First the good news: There are more women in senior-level positions across corporate America.

Now the bad news: That progress is in real jeopardy.
The share of women in senior vice president roles increased to 28% at the start of 2020, up from 23% in 2015, according to the annual Women in the Workplace report from McKinsey & Company and LeanIn.Org. And the share of women in the C-suite increased to 21% from 17% during the same period.
But the pandemic is threatening to undo those gains, with one in four women reporting that they are considering downshifting their career or stepping out of the workforce entirely, the report found.
“If we had a panic button, we’d be hitting it,” said Sheryl Sandberg, COO of Facebook and co-founder of LeanIn.Org, in a release.

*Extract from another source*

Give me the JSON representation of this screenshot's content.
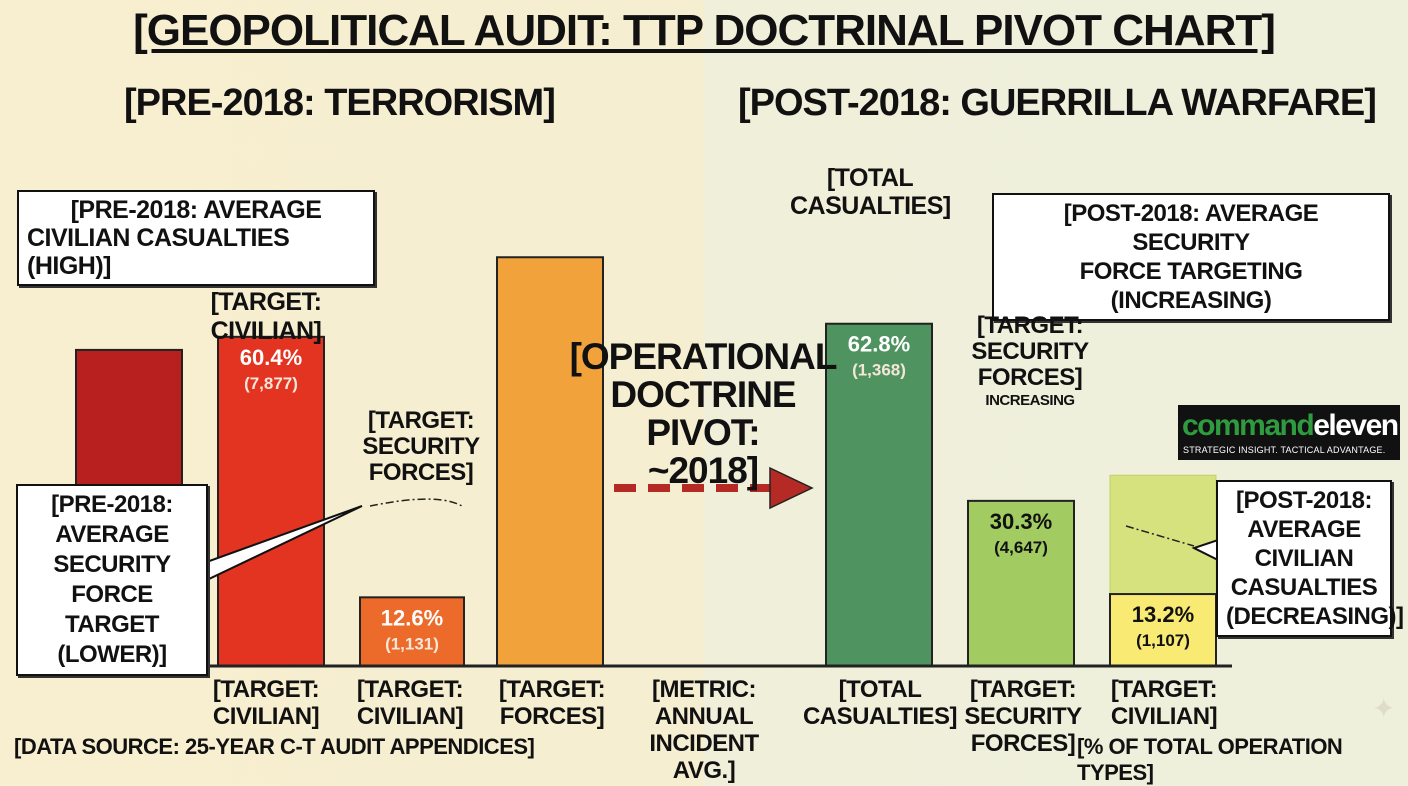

Should that many women leave the workforce, there would be long-term consequences.
“Women are already underrepresented in the workforce and this will wind back hard-earned progress.” said Rachel Thomas, a co-founder and CEO of LeanIn.org
If this reality plays out, it could result in an estimated $180 billion annual potential earnings loss, noted Lareina Yee, chief diversity and inclusion officer for McKinsey.
The report included survey responses from more than 40,000 employees, as well as additional data from 317 companies.

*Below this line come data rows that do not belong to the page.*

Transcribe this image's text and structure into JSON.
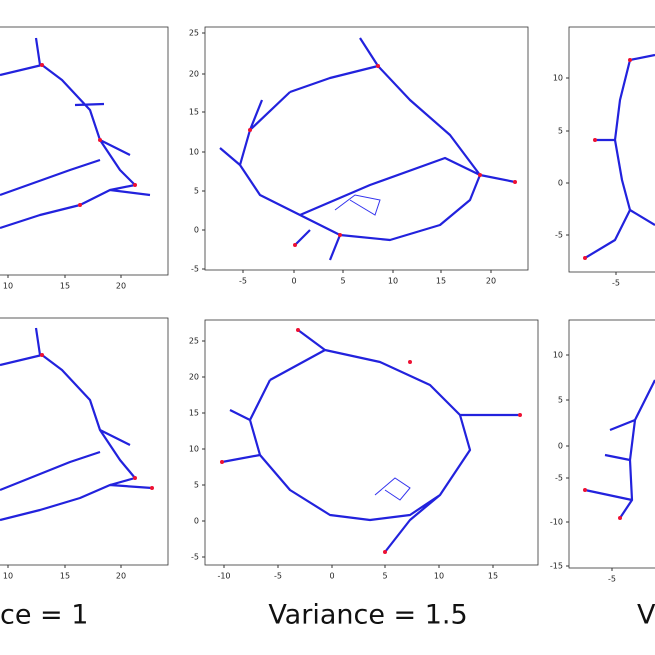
{
  "panels": [
    {
      "xticks": [
        10,
        15,
        20
      ],
      "yticks": []
    },
    {
      "xticks": [
        -5,
        0,
        5,
        10,
        15,
        20
      ],
      "yticks": [
        25,
        20,
        15,
        10,
        5,
        0,
        -5
      ]
    },
    {
      "xticks": [
        -5
      ],
      "yticks": [
        10,
        5,
        0,
        -5
      ]
    },
    {
      "xticks": [
        10,
        15,
        20
      ],
      "yticks": []
    },
    {
      "xticks": [
        -10,
        -5,
        0,
        5,
        10,
        15
      ],
      "yticks": [
        25,
        20,
        15,
        10,
        5,
        0,
        -5
      ]
    },
    {
      "xticks": [
        -5
      ],
      "yticks": [
        10,
        5,
        0,
        -5,
        -10,
        -15
      ]
    }
  ],
  "captions": [
    "ce = 1",
    "Variance = 1.5",
    "V"
  ]
}
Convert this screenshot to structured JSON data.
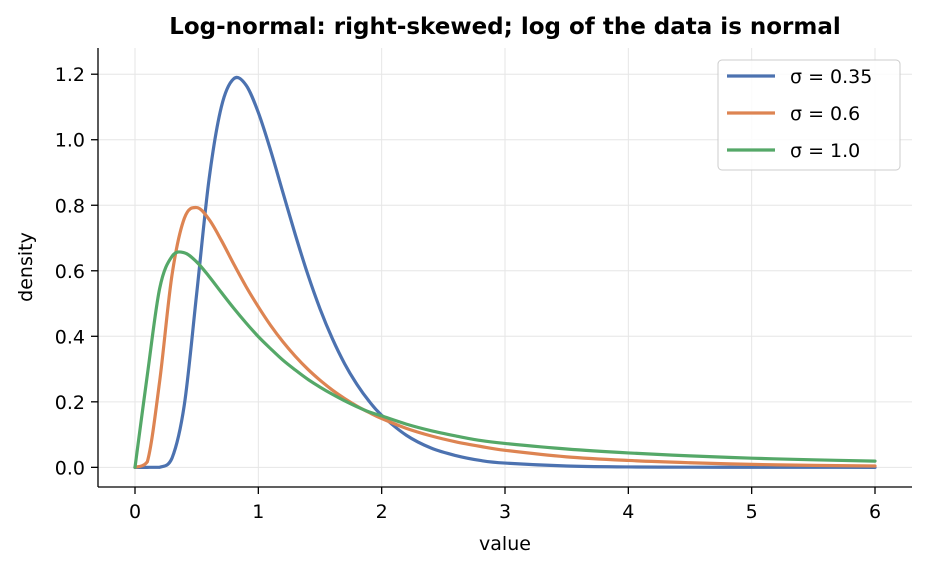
{
  "chart_data": {
    "type": "line",
    "title": "Log-normal: right-skewed; log of the data is normal",
    "xlabel": "value",
    "ylabel": "density",
    "xlim": [
      -0.3,
      6.3
    ],
    "ylim": [
      -0.06,
      1.28
    ],
    "x_ticks": [
      0,
      1,
      2,
      3,
      4,
      5,
      6
    ],
    "x_tick_labels": [
      "0",
      "1",
      "2",
      "3",
      "4",
      "5",
      "6"
    ],
    "y_ticks": [
      0.0,
      0.2,
      0.4,
      0.6,
      0.8,
      1.0,
      1.2
    ],
    "y_tick_labels": [
      "0.0",
      "0.2",
      "0.4",
      "0.6",
      "0.8",
      "1.0",
      "1.2"
    ],
    "grid": true,
    "legend_position": "top-right",
    "x": [
      0,
      0.1,
      0.2,
      0.3,
      0.4,
      0.5,
      0.6,
      0.7,
      0.8,
      0.9,
      1.0,
      1.1,
      1.2,
      1.3,
      1.4,
      1.5,
      1.6,
      1.7,
      1.8,
      1.9,
      2.0,
      2.2,
      2.4,
      2.6,
      2.8,
      3.0,
      3.5,
      4.0,
      4.5,
      5.0,
      5.5,
      6.0
    ],
    "series": [
      {
        "name": "σ = 0.35",
        "color": "#4c72b0",
        "values": [
          0,
          0,
          0.0003,
          0.028,
          0.191,
          0.53,
          0.878,
          1.1,
          1.186,
          1.167,
          1.083,
          0.967,
          0.838,
          0.71,
          0.59,
          0.484,
          0.393,
          0.316,
          0.253,
          0.201,
          0.159,
          0.098,
          0.059,
          0.036,
          0.021,
          0.013,
          0.004,
          0.0012,
          0.0004,
          0.0001,
          4e-05,
          1e-05
        ]
      },
      {
        "name": "σ = 0.6",
        "color": "#dd8452",
        "values": [
          0,
          0.017,
          0.263,
          0.587,
          0.76,
          0.793,
          0.757,
          0.693,
          0.621,
          0.552,
          0.49,
          0.433,
          0.383,
          0.339,
          0.3,
          0.266,
          0.236,
          0.21,
          0.187,
          0.167,
          0.149,
          0.119,
          0.096,
          0.078,
          0.064,
          0.052,
          0.032,
          0.021,
          0.014,
          0.009,
          0.006,
          0.004
        ]
      },
      {
        "name": "σ = 1.0",
        "color": "#55a868",
        "values": [
          0,
          0.282,
          0.546,
          0.644,
          0.655,
          0.627,
          0.583,
          0.534,
          0.486,
          0.441,
          0.399,
          0.362,
          0.327,
          0.297,
          0.269,
          0.245,
          0.223,
          0.203,
          0.185,
          0.169,
          0.157,
          0.132,
          0.112,
          0.096,
          0.082,
          0.073,
          0.056,
          0.044,
          0.035,
          0.028,
          0.023,
          0.019
        ]
      }
    ]
  }
}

The survey also found that women in senior-level roles are more likely to feel pressured to work more than their male counterparts, and cite burnout as a major issue.

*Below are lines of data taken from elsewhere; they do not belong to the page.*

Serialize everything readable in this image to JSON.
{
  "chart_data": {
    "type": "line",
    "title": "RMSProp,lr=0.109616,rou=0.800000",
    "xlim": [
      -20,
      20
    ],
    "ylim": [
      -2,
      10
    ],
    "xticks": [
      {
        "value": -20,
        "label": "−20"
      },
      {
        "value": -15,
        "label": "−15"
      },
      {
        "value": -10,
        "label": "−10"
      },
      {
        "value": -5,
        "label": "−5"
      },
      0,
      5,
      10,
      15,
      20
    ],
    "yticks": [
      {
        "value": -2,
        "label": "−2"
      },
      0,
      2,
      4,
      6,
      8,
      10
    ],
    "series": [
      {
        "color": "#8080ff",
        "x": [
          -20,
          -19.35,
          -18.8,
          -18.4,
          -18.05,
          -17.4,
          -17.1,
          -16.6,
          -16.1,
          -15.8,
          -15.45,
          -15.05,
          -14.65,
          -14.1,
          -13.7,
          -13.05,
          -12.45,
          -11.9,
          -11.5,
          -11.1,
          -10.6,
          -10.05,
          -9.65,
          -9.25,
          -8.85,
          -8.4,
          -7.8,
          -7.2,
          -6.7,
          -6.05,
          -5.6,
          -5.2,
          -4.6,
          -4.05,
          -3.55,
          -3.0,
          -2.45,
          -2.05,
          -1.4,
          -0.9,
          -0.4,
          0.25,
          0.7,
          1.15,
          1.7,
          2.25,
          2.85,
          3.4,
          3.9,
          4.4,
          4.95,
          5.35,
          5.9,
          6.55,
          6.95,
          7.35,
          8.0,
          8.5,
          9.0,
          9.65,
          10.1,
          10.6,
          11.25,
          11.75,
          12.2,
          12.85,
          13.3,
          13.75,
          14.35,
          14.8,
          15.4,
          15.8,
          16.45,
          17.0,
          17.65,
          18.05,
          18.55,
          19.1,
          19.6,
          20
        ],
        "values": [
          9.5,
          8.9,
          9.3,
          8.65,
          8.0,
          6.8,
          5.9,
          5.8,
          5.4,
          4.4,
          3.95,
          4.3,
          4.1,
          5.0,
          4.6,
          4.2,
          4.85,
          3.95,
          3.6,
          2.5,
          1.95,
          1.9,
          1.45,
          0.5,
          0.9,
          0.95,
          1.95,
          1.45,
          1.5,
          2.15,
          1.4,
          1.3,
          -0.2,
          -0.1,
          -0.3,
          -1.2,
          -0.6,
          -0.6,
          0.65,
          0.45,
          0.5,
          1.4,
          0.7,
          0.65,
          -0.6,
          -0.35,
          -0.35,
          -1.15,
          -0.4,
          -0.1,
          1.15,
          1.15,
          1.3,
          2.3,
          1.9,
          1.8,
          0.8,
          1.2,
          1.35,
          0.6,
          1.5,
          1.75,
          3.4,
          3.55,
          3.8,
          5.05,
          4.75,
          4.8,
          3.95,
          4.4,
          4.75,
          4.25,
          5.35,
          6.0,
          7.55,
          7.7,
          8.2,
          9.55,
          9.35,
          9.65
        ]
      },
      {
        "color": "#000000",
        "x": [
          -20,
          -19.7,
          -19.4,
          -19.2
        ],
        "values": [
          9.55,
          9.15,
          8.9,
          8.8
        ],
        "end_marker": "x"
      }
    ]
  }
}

“Senior-level women are up against more,” said Thomas. Not only are they more likely to be mothers than women at other levels, they also tend to have partners who also work full-time compared to senior-level men.
“The stakes are higher for all senior leaders right now,” said Thomas. “They have more on their plates in terms of personal responsibilities and are held to a higher performance standard in general.”
The demands on working mothers during the pandemic has made work-life balance even more elusive. Part of the problem is that they are three times more likely to take on the majority of housework and childcare, according to the report, and they worry more about how this will affect their performance at work.
While women have made progress in the workplace — albeit a bit slow — the first promotion to manager is still a big hurdle.
The report found that for every 100 men promoted to manager, only 85 women were promoted. It gets even worse for Black women at 58.
“Black women face enormous barriers in the workplace,” said Yee. “They’re not getting that first promotion — they are getting stuck.”
The report found that Black women feel less supported at work and are more likely than other employees to mull exiting the workforce because of health and safety concerns.